Among other similar annoyances. You can carefully massage the C++ code to get better assembly, but that can take many hours of crazy-making debugging. Sometimes it's best to just write the damn assembly by hand.

In this same project, I had to implement Morton ordering on a 3D bit field (don't ask). The C implementation was well over 200 instructions but by utilizing CPU features GCC doesn't know about, my optimized assembly is under 30 instructions.

Modern sky-high abstracted languages are the source of brain rot, not compilers or IDEs in general. Most programmers are completely and utterly detached from the system they're programming. I can't see how one could ever make any meaningful progress or optimization without any understanding of what the CPU actually does.

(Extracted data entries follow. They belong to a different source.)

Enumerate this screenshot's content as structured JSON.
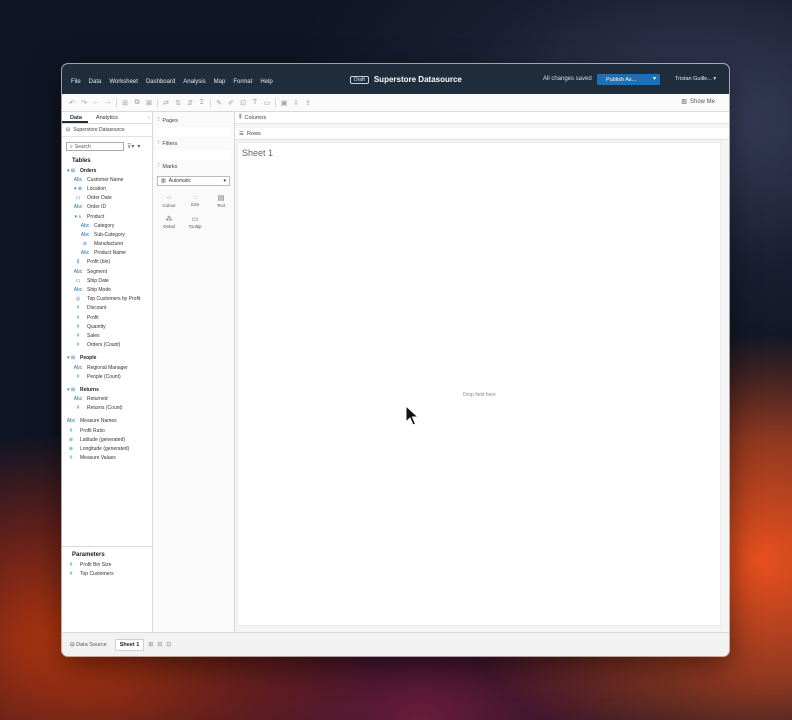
{
  "menubar": {
    "menus": [
      "File",
      "Data",
      "Worksheet",
      "Dashboard",
      "Analysis",
      "Map",
      "Format",
      "Help"
    ],
    "draft_badge": "Draft",
    "title": "Superstore Datasource",
    "saved_status": "All changes saved",
    "publish_label": "Publish As...",
    "user": "Tristan Guille..."
  },
  "toolbar": {
    "show_me": "Show Me"
  },
  "left_pane": {
    "tab_data": "Data",
    "tab_analytics": "Analytics",
    "datasource": "Superstore Datasource",
    "search_placeholder": "Search",
    "tables_title": "Tables",
    "fields": [
      {
        "icon": "▾ ⊞",
        "label": "Orders",
        "type": "table",
        "indent": 0
      },
      {
        "icon": "Abc",
        "label": "Customer Name",
        "type": "dim",
        "indent": 1
      },
      {
        "icon": "▾ ⊕",
        "label": "Location",
        "type": "dim",
        "indent": 1
      },
      {
        "icon": "▭",
        "label": "Order Date",
        "type": "dim",
        "indent": 1
      },
      {
        "icon": "Abc",
        "label": "Order ID",
        "type": "dim",
        "indent": 1
      },
      {
        "icon": "▾ ⅄",
        "label": "Product",
        "type": "dim",
        "indent": 1
      },
      {
        "icon": "Abc",
        "label": "Category",
        "type": "dim",
        "indent": 2
      },
      {
        "icon": "Abc",
        "label": "Sub-Category",
        "type": "dim",
        "indent": 2
      },
      {
        "icon": "⊘",
        "label": "Manufacturer",
        "type": "dim",
        "indent": 2
      },
      {
        "icon": "Abc",
        "label": "Product Name",
        "type": "dim",
        "indent": 2
      },
      {
        "icon": "⫼",
        "label": "Profit (bin)",
        "type": "dim",
        "indent": 1
      },
      {
        "icon": "Abc",
        "label": "Segment",
        "type": "dim",
        "indent": 1
      },
      {
        "icon": "▭",
        "label": "Ship Date",
        "type": "dim",
        "indent": 1
      },
      {
        "icon": "Abc",
        "label": "Ship Mode",
        "type": "dim",
        "indent": 1
      },
      {
        "icon": "◎",
        "label": "Top Customers by Profit",
        "type": "dim",
        "indent": 1
      },
      {
        "icon": "#",
        "label": "Discount",
        "type": "mea",
        "indent": 1
      },
      {
        "icon": "#",
        "label": "Profit",
        "type": "mea",
        "indent": 1
      },
      {
        "icon": "#",
        "label": "Quantity",
        "type": "mea",
        "indent": 1
      },
      {
        "icon": "#",
        "label": "Sales",
        "type": "mea",
        "indent": 1
      },
      {
        "icon": "#",
        "label": "Orders (Count)",
        "type": "mea",
        "indent": 1
      },
      {
        "icon": "",
        "label": "",
        "type": "gap",
        "indent": 0
      },
      {
        "icon": "▾ ⊞",
        "label": "People",
        "type": "table",
        "indent": 0
      },
      {
        "icon": "Abc",
        "label": "Regional Manager",
        "type": "dim",
        "indent": 1
      },
      {
        "icon": "#",
        "label": "People (Count)",
        "type": "mea",
        "indent": 1
      },
      {
        "icon": "",
        "label": "",
        "type": "gap",
        "indent": 0
      },
      {
        "icon": "▾ ⊞",
        "label": "Returns",
        "type": "table",
        "indent": 0
      },
      {
        "icon": "Abc",
        "label": "Returned",
        "type": "dim",
        "indent": 1
      },
      {
        "icon": "#",
        "label": "Returns (Count)",
        "type": "mea",
        "indent": 1
      },
      {
        "icon": "",
        "label": "",
        "type": "gap",
        "indent": 0
      },
      {
        "icon": "Abc",
        "label": "Measure Names",
        "type": "dim",
        "indent": 0
      },
      {
        "icon": "#",
        "label": "Profit Ratio",
        "type": "mea",
        "indent": 0
      },
      {
        "icon": "⊕",
        "label": "Latitude (generated)",
        "type": "mea",
        "indent": 0
      },
      {
        "icon": "⊕",
        "label": "Longitude (generated)",
        "type": "mea",
        "indent": 0
      },
      {
        "icon": "#",
        "label": "Measure Values",
        "type": "mea",
        "indent": 0
      }
    ],
    "parameters_title": "Parameters",
    "parameters": [
      "Profit Bin Size",
      "Top Customers"
    ]
  },
  "mid_pane": {
    "pages": "Pages",
    "filters": "Filters",
    "marks": "Marks",
    "marks_type": "Automatic",
    "mark_buttons": [
      {
        "glyph": "⁘",
        "label": "Colour",
        "icon": "colour-icon"
      },
      {
        "glyph": "◌",
        "label": "Size",
        "icon": "size-icon"
      },
      {
        "glyph": "▤",
        "label": "Text",
        "icon": "text-icon"
      },
      {
        "glyph": "⁂",
        "label": "Detail",
        "icon": "detail-icon"
      },
      {
        "glyph": "▭",
        "label": "Tooltip",
        "icon": "tooltip-icon"
      }
    ]
  },
  "main": {
    "columns": "Columns",
    "rows": "Rows",
    "sheet_title": "Sheet 1",
    "drop_hint": "Drop field here"
  },
  "bottom": {
    "data_source_tab": "Data Source",
    "sheet_tab": "Sheet 1"
  },
  "colors": {
    "menubar_bg": "#1f2d3d",
    "publish_bg": "#1f6fb5",
    "dimension_icon": "#1f77b4",
    "measure_icon": "#1ea17c"
  }
}
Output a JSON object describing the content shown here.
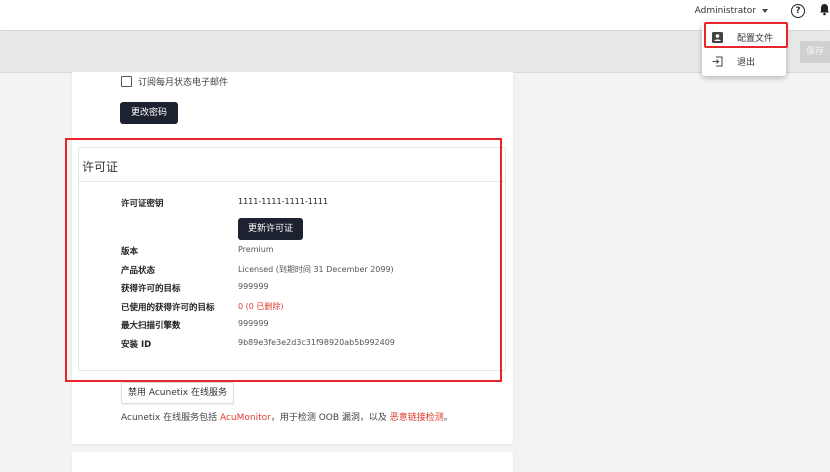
{
  "header": {
    "user": "Administrator",
    "help_icon": "?"
  },
  "toolbar": {
    "save_label": "保存"
  },
  "account": {
    "subscribe_label": "订阅每月状态电子邮件",
    "change_password": "更改密码"
  },
  "license": {
    "title": "许可证",
    "key_label": "许可证密钥",
    "key_value": "1111-1111-1111-1111",
    "renew_button": "更新许可证",
    "edition_label": "版本",
    "edition_value": "Premium",
    "status_label": "产品状态",
    "status_value": "Licensed (到期时间 31 December 2099)",
    "licensed_targets_label": "获得许可的目标",
    "licensed_targets_value": "999999",
    "used_targets_label": "已使用的获得许可的目标",
    "used_targets_value": "0 (0 已删除)",
    "max_engines_label": "最大扫描引擎数",
    "max_engines_value": "999999",
    "install_id_label": "安装 ID",
    "install_id_value": "9b89e3fe3e2d3c31f98920ab5b992409"
  },
  "online_services": {
    "disable_button": "禁用 Acunetix 在线服务",
    "note_prefix": "Acunetix 在线服务包括 ",
    "note_link1": "AcuMonitor",
    "note_middle": "，用于检测 OOB 漏洞，以及 ",
    "note_link2": "恶意链接检测",
    "note_suffix": "。"
  },
  "dropdown": {
    "profile_label": "配置文件",
    "logout_label": "退出"
  },
  "colors": {
    "accent_red": "#e8262a",
    "dark_button": "#1d2230"
  }
}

And this is why I like embedded. It's very firmly grounded in physical reality. My code is only slightly abstracted away from the machine itself. If I can understand the code, I understand the machine.

lukev|11 months ago

And this is appropriate for your domain and the jobs you work on.

If your job was to build websites, this would drive you insane.

I think I'm coming around to a similar position on AI dev tools: it just matters what you're trying to do. If it's a well known problem that's been done before, by all means. Claude Code is the new Ruby on Rails.

But if I need to do some big boy engineering to actually solve new problems, it's time to break out Emacs and get to work.

iuvcaw|11 months ago

The vast majority of time spent building software has little to do with optimization. Sky-high abstracted brain rot languages are useful precisely because usually you don’t need to worry about the type of details that you would if you were optimizing performance

And then if you are optimizing for performance, you can make an incredible amount of progress just fixing the crappy Java etc code before you need to drop down a layer of abstraction

Even hedge funds, which make money executing trades fractions of milliseconds quicker than others, use higher level languages and fix performance issues within those languages if needed

larve|11 months ago

As a long time embedded programmer, I don't understand this. Even 20 years ago, there is no way I really understood the machine, despite writing assembly and looking at compiler output.

10 years ago, running an arm core at 40 Mhz, I barely had the need to inspect my compiler's assembly. I still could roughly read things when I needed to (since embedded compilers tend to have bugs more regularly), but there's no way I could write assembly anymore. I had no qualms at the time using a massively inefficient library like arduino to try things out. If it works and the timing is correct, it works.

These days where I don't do embedded for work, I have no qualms writing my embedded projects in micropython. I want to build things, not micro optimize assembly.